Comment: Key elements for exceptional school performance

24 June 2019

What we can we learn from exceptional schools, and how can they support and challenge each other to  improve further. Josephine Valentine CEO of Danes Educational Trust and Senior Partner for Challenge Partners unveils new findings from a Challenge Partners pilot.


The key question for school improvement is what are outstanding schools doing which sets them apart, and how can we bottle it? Such schools have sustained their successful status despite operating in an environment where the metrics against which they are measured seem to change from year to year. Challenge Partners, a charity led by headteachers and senior leaders, develops programmes which support schools at different stages of their improvement journey. Ultimately,  we are interested in what can make a school thrive and how to spread that good practice.


Our charity believes that it is vital for all schools to share their experience of improvement to help others and so ensure our education system is world-class. While most improvement support focuses on those that are struggling, we have piloted  a scheme, called ‘Growing the Top’, which focuses on stimulating outstanding schools to become even better, and sharing the secrets of their success. 


Some interesting themes are emerging. A draft evaluation report by Dr Peter Matthews, visiting professor at the UCL Institute of Education (IoE), focuses on what and how highly effective schools can learn from each other and has identified common elements of good practice across the 21 schools involved. Emerging key themes for sustaining excellence include: teacher development that includes internal associate leadership opportunities to aid promotion; CPD focusing on coaching and subject development; and change leadership that includes building the school community. Target-setting and data-tracking to drive up standards and develop departments is another. There is also curriculum and assessment planning and inclusion, and all aspects of student wellbeing. 

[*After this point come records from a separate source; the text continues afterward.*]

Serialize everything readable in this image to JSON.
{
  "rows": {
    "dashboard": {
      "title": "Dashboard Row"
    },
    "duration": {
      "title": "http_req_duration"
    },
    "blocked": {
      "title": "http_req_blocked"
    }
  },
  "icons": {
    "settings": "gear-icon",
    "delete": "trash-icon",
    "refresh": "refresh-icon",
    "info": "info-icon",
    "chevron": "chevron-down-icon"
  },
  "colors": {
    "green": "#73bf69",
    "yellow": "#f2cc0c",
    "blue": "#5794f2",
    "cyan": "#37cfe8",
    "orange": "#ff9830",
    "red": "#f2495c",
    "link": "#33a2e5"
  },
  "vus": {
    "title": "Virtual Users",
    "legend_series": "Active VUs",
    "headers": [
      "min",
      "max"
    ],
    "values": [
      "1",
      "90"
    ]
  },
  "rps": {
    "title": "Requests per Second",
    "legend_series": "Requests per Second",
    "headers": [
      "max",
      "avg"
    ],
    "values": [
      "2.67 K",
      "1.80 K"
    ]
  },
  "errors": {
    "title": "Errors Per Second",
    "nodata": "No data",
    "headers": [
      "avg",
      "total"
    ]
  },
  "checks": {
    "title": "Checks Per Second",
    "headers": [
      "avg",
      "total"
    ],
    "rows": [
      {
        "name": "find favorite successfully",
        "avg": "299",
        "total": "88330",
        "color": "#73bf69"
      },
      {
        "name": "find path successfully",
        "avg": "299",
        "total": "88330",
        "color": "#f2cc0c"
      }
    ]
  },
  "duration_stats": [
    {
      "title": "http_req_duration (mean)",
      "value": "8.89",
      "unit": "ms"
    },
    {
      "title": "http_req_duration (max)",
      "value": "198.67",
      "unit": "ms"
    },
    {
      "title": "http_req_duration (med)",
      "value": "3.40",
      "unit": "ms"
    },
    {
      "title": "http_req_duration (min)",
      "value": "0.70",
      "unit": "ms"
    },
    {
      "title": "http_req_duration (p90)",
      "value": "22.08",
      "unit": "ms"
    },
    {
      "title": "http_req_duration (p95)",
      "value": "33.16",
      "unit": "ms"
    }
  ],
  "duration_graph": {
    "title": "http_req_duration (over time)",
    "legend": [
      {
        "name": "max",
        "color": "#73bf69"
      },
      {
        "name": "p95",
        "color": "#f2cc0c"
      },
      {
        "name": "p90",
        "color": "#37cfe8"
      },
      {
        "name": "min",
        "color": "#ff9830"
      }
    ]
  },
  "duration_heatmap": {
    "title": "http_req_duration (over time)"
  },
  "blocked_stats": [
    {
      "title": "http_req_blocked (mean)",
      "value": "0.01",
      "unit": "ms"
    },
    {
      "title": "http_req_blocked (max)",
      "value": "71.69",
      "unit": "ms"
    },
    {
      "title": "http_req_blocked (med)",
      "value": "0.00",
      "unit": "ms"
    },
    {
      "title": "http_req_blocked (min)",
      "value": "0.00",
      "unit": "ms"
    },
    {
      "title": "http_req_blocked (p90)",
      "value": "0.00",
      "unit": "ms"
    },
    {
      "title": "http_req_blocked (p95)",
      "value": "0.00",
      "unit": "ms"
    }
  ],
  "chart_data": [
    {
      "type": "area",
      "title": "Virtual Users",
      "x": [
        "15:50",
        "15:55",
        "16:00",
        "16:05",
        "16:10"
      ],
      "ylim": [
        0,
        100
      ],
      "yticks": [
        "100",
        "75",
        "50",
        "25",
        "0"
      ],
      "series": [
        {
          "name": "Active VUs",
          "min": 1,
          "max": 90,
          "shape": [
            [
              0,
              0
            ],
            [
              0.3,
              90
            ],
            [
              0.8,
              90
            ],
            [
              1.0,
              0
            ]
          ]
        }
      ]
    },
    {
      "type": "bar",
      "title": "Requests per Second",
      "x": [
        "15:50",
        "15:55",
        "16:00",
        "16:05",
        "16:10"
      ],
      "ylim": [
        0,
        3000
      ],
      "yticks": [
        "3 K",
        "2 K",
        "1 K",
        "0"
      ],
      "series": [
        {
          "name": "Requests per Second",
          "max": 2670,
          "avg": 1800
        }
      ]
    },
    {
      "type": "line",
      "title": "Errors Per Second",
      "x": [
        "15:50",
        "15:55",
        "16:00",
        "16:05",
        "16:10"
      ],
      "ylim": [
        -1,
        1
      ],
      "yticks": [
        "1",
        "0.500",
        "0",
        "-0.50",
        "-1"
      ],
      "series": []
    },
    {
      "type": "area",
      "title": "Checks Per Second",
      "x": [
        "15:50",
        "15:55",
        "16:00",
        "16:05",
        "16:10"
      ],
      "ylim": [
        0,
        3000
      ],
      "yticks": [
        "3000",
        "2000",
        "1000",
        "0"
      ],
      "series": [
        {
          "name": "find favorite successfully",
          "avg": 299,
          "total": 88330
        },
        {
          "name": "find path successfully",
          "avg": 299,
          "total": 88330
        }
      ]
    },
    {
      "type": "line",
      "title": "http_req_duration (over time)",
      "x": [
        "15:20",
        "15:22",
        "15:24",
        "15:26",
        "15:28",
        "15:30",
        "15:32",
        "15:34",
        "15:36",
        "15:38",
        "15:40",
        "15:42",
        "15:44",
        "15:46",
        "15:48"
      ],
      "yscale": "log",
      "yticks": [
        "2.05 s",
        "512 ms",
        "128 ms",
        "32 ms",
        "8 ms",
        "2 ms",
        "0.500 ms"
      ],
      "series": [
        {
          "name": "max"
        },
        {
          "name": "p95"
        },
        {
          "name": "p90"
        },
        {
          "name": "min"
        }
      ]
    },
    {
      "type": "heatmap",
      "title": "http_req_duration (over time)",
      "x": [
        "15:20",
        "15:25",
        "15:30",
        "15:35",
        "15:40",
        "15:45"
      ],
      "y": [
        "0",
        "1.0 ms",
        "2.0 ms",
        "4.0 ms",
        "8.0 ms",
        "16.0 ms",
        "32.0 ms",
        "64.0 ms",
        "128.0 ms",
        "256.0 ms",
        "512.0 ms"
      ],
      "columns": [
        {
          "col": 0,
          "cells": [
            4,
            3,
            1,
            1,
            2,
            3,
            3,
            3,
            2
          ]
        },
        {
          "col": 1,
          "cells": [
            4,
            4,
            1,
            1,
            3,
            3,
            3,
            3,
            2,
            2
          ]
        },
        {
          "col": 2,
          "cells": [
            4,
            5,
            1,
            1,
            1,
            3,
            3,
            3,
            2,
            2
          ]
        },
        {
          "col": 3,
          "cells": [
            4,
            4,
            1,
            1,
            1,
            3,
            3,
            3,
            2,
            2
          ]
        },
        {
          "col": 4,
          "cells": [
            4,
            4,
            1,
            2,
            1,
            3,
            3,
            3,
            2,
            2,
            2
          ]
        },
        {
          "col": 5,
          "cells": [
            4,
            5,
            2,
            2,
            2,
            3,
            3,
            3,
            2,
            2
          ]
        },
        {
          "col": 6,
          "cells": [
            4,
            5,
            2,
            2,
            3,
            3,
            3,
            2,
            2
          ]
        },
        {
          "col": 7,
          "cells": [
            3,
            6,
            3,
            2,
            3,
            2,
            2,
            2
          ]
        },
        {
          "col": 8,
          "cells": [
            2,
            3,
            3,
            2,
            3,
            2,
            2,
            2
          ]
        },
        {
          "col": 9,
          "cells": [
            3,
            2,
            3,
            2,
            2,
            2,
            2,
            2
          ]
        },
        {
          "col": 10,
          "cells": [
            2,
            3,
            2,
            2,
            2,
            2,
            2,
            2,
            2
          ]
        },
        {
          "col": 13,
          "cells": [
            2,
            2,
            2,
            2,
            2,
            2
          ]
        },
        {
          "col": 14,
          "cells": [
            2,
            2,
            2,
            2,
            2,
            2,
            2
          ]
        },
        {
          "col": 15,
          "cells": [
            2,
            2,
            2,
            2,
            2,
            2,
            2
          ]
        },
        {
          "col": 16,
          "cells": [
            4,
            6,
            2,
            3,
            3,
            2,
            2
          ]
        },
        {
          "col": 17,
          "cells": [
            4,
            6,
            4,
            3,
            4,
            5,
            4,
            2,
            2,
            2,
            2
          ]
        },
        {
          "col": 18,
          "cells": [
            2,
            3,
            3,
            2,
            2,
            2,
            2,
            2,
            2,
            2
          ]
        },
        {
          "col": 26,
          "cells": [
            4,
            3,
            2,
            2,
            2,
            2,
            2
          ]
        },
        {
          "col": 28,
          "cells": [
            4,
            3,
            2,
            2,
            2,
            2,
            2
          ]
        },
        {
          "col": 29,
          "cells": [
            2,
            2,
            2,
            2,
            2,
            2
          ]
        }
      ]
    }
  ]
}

Of course no school has all the answers. Matthews looked at systemic challenges which centre on raising the relative achievement of particular groups including boys, disadvantaged children and under-performing sixth formers. The findings showed that sharing what works through Growing the Top has really helped schools tackle these issues.


It notes some immediate change in the participating schools as a result of adopting or adapting great ideas and practice from each other, as well as changes now planned for the next academic year.


So how does it all work? It is a hallmark of the participants that they are committed to Challenge Partners’ culture of collaboration and challenge. The network’s headteachers and school leaders informed us they were hungry to learn from the public sector, business and academia too. They want to be stretched and invigorated, to visualise what is possible. 


School leaders also work in groups of three and visit each others’ schools. The  visiting leaders can question, learn and take away interesting ideas they could introduce in their own schools. But as every school still has systemic challenges, such as underachievement by boys, it’s also important that our cohort develop the trust to discuss these too, so colleagues can share experiences from their own schools to help find solutions. 


Expert facilitators join the leaders on visits to help the process. Feedback has been stunning and leaders have left buzzing with new plans. Sue John, Executive Director of Challenge Partners and I co-created the programme and we are already planning a new cohort, alongside continuing to work with our Growing the Top alumni.


Dr Matthews’ final report, to be published this autumn,  promises to shine further light on this vital question of what makes some schools stand out. As practitioners we know it’s not about hero heads, as schools have sustained excellence after changes of headteachers and senior leaders. Our emerging thesis is that the schools involved have really considered and come to understand what knowledge, skills and attributes young people need to navigate their future in a modern, complex world. And through their work engender in the students independence of thought and learning, and ambition.